What You Don’t See: A Veteran’s Take on Fugitive Emissions and LDAR in Alberta

I’ve spent over two decades walking through compressor stations, tank batteries, and remote wellsites—often in the dead of winter or the peak of summer, chasing down emissions that most people can’t see, hear, or smell. Fugitive emissions may be invisible, but their impact is anything but. Over the years, I’ve come to understand that effective fugitive emissions monitoring isn’t just about compliance—it’s about operational integrity, field efficiency, and sometimes even unlocking new financial value.

When I first started in this field, leak detection was still a largely manual, clipboard-driven process. We relied heavily on AVO—audio, visual, and olfactory screening—especially for wellsite fugitive emission surveys. And while it’s still required under Alberta’s Directive 060, today’s technology has added serious horsepower to the process.

leak detectionThe biggest leap forward was Optical Gas Imaging (OGI). Bringing in tools like the FLIR GFx320 changed how we ran LDAR programs. Suddenly we were seeing what used to slip past even the best-trained field techs. But OGI is a skill—it’s not just aim and shoot. You’ve got to read plume behavior, understand wind dynamics, and know how to interpret thermal contrast. A great camera doesn’t make a great leak finder—field awareness does.

Ultrasonic tools have added even more depth to our programs. Especially in complex facilities or systems using nitrogen or compressed air. I still remember a job up in central Alberta where a persistent, untraceable line loss turned out to be a high-frequency ultrasonic leak in a back-pressure control setup. No visible emissions. No sound. No smell. But thousands of dollars a month just bleeding away—until we put the right tool in the right hands.

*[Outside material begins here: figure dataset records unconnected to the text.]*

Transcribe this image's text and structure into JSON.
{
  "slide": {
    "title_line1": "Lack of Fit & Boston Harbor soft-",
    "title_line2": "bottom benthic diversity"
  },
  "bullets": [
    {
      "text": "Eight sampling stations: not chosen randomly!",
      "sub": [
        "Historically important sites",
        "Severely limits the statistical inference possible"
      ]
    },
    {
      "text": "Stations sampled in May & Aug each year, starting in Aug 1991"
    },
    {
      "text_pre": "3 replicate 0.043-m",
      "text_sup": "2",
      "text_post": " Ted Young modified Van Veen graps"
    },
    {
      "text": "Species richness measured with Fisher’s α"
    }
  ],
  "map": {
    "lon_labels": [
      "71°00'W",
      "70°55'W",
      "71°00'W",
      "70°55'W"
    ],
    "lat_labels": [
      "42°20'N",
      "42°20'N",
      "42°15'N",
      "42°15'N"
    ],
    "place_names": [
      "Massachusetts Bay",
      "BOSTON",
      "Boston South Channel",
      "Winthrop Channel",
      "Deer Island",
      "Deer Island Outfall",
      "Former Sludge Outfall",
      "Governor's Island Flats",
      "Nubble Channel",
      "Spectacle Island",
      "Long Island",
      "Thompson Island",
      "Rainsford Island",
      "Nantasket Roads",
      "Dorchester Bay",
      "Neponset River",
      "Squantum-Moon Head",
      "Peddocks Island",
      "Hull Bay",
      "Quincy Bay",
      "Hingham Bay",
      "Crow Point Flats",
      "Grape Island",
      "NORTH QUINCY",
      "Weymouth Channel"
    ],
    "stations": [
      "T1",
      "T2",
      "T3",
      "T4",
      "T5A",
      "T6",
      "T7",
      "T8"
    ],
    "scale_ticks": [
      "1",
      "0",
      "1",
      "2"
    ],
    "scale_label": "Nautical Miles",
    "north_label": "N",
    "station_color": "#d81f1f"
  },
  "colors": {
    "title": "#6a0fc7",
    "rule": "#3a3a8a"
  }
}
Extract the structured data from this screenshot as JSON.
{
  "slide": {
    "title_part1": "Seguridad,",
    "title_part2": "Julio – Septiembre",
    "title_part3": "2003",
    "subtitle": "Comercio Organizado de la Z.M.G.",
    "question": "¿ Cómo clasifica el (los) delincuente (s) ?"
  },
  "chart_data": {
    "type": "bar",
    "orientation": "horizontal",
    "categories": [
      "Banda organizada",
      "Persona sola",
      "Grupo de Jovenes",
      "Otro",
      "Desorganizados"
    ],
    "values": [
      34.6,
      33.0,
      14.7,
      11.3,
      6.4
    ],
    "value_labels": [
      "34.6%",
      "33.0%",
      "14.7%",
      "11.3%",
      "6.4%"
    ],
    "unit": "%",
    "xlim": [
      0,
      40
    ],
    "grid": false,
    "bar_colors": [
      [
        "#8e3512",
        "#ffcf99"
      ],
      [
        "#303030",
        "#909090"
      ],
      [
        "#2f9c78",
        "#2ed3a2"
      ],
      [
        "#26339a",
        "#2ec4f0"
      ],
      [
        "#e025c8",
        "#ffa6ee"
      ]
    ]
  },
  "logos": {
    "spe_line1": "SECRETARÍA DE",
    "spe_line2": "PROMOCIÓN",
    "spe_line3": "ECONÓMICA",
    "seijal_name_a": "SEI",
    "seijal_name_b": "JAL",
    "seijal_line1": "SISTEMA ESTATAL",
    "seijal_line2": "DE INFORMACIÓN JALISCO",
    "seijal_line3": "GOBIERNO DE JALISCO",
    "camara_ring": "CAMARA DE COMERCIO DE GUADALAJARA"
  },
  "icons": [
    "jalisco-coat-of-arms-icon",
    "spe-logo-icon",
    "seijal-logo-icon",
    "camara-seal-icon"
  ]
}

And then there’s Compressor Seal Vent (CSV) testing, which under Directive 060, has become one of the most critical field-level activities we do. The April 2025 update to that directive—Bulletin 2025-15—expanded the accepted pathways for Fugitive Emission Management Programs (FEMPs) and Alternative FEMPs (ALT-FEMP). That’s opened the door to more custom programs, but it also means the bar for documentation and defensibility just went up.

That’s why we bundle our services. If we’re already onsite running an LDAR survey or testing under MSAPR, we’ll run CSVs during the same visit. Operators don’t want a revolving door of crews. They want smart, consolidated work that respects their time and resources. And frankly, that’s how you build trust in this industry.

FEMPTechnology on the back end is what keeps it all together. Our Field Tech App (FTA) captures everything from leak location and type to repair status and flow estimates. That syncs into EMIS for emissions quantification and into FEMP for tracking and compliance. The real benefit? It reduces audit exposure. Everything is clean, timestamped, and regulatory-aligned.

This is where Alberta stands apart. Because of the TIER program and Alberta’s offset credit system, verified emission reductions—like captured vent gas or eliminated leaks—can be monetized. We’ve helped clients convert LDAR and CSV data into serialized carbon offsets. That’s not theoretical. That’s real, reportable, and sellable value. I’ve seen producers turn retrofit programs into six-figure credit positions. Try doing that without a defensible, high-integrity emissions dataset.

Now, in places like Saskatchewan or BC, we still run robust LDAR programs, but the incentive structure is different. Without the same credit framework, the payoff is mostly in avoided compliance costs and improved field efficiency. And those are still worthwhile—but it’s Alberta where LDAR meets revenue.

I remember one Alberta operator with about a dozen facilities who had been running a barebones LDAR program—basic AVO checks and annual OGI surveys. After we upgraded them with integrated ultrasonic testing, CSV, and live repair tracking via FEMP, they not only passed their next EPAP audit but also banked over 400 tonnes of CO₂e reductions they’d never claimed before. That’s real return, and it didn’t take a massive capital outlay—just smarter execution.

At the end of the day, compliance isn’t optional, but how you get there can vary. For me, it’s always about blending the fieldwork with the bigger picture: tools that work, software that proves it, and a regulatory lens that’s sharp enough to stay ahead of the next bulletin.

When I step onto a site today—with an OGI camera in one hand and a tablet running the FTA in the other—I’m not just scanning for leaks. I’m helping that operator stay compliant, save money, and maybe even uncover new value they didn’t know was there.

And that’s what still makes this work worth doing.